Usage: mltk.core.processor.InstancesSplitter
-i	input dataset path
-o	output directory path
[-r]	attribute file path
[-m]	splitting mode:parameter. Splitting mode can be split (s) and cross validation (c) (default: c:5)
[-a]	attribute name to perform stratified sampling (default: null)
[-s]	seed of the random number generator (default: 0)
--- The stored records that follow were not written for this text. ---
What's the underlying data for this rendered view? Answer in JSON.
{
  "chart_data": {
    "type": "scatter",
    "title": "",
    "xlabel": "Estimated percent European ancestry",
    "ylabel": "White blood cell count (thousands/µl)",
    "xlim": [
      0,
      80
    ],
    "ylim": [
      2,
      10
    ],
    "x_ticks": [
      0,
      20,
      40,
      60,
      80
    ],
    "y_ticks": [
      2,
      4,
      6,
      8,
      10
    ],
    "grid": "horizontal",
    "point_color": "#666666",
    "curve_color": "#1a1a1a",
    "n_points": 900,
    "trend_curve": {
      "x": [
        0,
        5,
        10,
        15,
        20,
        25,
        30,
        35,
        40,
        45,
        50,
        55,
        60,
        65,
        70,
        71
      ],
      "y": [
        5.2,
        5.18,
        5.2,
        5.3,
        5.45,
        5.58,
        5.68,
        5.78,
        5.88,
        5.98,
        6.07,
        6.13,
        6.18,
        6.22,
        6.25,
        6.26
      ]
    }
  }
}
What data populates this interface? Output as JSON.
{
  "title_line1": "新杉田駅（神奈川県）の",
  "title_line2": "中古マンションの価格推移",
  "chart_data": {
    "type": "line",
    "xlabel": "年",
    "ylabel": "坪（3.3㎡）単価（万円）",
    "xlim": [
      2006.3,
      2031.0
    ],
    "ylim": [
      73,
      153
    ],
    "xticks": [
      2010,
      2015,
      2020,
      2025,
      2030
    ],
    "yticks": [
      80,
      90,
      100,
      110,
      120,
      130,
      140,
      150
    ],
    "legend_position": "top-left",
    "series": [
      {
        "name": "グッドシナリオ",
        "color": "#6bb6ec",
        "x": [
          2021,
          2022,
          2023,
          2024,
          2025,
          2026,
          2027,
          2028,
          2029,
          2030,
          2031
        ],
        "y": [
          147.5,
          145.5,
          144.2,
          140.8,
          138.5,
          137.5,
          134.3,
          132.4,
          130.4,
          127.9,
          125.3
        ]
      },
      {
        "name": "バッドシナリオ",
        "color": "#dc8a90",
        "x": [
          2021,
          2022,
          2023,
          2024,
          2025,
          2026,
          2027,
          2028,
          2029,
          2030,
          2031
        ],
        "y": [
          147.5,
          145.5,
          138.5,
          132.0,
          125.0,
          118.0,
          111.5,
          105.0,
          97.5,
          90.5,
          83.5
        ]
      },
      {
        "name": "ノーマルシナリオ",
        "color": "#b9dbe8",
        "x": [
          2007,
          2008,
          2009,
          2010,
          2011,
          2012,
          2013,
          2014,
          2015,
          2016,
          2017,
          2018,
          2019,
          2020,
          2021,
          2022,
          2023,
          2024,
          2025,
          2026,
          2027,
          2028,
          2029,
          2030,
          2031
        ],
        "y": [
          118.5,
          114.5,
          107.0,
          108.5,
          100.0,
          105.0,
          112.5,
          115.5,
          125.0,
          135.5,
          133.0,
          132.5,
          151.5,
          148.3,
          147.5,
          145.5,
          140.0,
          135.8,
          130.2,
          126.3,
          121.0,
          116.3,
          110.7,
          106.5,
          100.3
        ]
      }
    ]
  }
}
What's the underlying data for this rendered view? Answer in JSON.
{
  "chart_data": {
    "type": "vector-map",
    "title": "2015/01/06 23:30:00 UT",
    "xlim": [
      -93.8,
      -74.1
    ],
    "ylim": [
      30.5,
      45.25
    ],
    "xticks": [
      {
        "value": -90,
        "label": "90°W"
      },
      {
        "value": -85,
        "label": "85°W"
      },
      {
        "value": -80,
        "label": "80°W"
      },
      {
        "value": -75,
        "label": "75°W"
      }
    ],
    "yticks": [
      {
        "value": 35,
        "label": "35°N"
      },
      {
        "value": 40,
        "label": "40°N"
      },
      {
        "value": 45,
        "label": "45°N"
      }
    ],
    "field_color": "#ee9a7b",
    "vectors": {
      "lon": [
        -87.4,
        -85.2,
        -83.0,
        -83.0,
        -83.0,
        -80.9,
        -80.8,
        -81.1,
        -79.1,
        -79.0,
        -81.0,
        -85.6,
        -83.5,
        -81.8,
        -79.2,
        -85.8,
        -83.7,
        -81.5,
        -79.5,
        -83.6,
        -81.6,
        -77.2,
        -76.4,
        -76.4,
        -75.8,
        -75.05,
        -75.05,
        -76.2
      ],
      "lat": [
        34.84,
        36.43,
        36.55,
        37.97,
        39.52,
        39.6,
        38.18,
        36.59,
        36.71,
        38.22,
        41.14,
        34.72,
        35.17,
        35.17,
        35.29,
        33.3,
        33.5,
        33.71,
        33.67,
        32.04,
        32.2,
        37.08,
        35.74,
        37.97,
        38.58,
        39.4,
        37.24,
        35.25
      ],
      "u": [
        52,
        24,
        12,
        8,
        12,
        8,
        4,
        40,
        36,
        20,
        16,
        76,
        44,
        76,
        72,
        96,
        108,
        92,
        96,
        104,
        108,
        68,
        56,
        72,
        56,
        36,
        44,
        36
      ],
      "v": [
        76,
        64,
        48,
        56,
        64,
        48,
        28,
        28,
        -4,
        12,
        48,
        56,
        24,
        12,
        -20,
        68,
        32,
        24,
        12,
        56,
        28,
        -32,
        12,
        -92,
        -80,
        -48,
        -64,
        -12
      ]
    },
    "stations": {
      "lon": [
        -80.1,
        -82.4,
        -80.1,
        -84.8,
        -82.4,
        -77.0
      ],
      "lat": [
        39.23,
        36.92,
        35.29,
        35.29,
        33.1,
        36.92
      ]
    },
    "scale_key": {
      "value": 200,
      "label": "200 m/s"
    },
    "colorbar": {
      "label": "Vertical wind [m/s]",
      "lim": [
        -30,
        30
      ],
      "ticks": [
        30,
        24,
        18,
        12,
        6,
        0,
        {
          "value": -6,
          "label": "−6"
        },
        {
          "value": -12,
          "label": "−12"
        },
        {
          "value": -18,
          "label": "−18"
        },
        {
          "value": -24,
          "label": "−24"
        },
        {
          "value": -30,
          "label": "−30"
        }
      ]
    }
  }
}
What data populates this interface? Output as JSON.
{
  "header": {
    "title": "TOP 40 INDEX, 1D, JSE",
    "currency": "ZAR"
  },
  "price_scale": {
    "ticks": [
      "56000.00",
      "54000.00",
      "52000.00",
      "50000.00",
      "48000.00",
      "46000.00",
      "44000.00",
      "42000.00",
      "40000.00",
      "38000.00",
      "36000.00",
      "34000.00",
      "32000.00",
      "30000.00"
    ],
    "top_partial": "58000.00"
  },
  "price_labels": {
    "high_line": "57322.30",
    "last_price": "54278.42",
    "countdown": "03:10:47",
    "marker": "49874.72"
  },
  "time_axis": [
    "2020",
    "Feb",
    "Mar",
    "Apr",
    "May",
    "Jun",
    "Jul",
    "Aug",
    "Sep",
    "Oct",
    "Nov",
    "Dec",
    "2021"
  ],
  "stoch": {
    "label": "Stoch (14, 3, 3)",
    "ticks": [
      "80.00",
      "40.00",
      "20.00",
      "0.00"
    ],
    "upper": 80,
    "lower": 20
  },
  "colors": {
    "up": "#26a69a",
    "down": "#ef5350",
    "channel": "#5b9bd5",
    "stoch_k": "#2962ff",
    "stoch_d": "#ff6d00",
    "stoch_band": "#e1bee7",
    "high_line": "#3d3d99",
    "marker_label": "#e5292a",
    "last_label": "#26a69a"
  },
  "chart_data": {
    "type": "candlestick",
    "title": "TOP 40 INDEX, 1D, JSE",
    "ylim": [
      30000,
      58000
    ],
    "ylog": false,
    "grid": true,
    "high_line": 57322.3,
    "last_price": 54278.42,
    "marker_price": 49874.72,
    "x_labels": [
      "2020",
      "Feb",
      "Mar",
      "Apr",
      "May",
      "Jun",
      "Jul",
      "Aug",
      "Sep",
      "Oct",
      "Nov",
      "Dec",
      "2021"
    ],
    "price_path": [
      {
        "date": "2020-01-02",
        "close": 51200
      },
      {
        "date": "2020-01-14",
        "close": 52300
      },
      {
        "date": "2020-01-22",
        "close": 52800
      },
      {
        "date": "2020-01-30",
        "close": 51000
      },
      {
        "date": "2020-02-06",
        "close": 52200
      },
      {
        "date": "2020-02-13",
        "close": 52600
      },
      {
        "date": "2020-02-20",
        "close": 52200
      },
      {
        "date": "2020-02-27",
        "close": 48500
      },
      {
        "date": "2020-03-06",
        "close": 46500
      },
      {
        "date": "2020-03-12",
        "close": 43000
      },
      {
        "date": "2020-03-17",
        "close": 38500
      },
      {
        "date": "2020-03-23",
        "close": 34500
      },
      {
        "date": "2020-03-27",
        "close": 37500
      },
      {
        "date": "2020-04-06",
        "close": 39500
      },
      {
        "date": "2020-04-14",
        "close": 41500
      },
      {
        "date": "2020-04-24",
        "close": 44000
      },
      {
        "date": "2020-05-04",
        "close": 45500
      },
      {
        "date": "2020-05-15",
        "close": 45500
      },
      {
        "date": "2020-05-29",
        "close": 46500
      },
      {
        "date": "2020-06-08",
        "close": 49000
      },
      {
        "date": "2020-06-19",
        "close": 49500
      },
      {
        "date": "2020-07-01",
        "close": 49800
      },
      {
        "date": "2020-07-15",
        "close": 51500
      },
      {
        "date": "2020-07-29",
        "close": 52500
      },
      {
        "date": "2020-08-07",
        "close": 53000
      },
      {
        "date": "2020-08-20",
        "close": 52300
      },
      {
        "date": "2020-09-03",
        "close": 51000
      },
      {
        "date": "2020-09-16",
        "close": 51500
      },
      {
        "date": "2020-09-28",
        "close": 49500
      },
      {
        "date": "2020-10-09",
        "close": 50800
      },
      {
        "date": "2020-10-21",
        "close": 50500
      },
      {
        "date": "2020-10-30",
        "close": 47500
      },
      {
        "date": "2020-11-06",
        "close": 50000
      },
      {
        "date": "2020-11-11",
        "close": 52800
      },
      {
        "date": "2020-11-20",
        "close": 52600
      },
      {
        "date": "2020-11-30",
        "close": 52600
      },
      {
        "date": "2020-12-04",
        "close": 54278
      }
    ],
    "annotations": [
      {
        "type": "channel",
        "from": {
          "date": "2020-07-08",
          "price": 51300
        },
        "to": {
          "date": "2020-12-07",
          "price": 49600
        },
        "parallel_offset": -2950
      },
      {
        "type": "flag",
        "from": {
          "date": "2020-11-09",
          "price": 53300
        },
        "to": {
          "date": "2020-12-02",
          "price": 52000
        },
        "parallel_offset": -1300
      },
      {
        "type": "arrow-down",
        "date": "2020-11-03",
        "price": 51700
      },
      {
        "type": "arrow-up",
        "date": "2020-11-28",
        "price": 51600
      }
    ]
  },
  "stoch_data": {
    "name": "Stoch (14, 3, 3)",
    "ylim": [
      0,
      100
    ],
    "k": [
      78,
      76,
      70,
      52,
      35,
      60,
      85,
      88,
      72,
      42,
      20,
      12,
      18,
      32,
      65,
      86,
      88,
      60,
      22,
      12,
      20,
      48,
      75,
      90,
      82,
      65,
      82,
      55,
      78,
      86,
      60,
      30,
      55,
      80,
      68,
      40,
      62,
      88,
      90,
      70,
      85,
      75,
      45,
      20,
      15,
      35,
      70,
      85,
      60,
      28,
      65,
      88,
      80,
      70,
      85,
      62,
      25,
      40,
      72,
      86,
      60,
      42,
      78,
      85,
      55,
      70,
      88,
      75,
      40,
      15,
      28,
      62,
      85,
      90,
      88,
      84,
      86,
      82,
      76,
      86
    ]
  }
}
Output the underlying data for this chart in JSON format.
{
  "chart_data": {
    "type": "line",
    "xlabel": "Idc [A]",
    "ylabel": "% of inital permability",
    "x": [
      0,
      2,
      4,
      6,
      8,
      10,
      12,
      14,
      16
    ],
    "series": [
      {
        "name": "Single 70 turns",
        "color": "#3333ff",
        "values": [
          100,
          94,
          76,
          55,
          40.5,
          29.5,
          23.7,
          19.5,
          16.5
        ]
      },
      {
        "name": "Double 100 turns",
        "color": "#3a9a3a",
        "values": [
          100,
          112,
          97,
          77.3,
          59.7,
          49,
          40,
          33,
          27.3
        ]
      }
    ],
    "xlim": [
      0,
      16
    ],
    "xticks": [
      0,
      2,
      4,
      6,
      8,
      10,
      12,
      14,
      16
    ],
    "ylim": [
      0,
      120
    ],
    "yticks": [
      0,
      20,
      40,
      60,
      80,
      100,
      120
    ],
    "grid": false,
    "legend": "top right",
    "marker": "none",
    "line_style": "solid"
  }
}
There are two modes in InstancesSplitter: split (s) and cross validation (c). The output is under a directory specified by -o argument. If the directory does not exist, a new one will be created. Optionally, stratified sampling can be performed. For example, -a label will indicate the code to keep the distribution of attribute label in all samples.

Split

In this mode, the dataset is split into two parts; training set and validation set. The parameter followed by s will determine the portion of points in training set. For example, -m s:0.8 means 80% of the points are in training set and 20% of the points are in validation set, -m s:0.7:0.15:0.15 means 70% of the points are in the training set, 15% of the points are in the validation set and 15% of the points are in the test set.

Cross validation

In this mode, the dataset is split into k folds. Each fold contains a training set, a test set and an optional validation set. For example, -m c:5 will create 5 directories (cv.0, ..., cv.4) under the output directory. Each fold will contain a training set and a test set. 1/k of the points are in test set and the rest are in training set. In this case, 20% of the points are in the test set and 80% of the points are in the training set. All test sets are disjoint and the union of them will be the whole dataset. -m c:5:0.8 creates an additional validation set for each fold; 20% of the points will be in test set, 16% of the points will be in validation set, and 64% of the points will be in training set.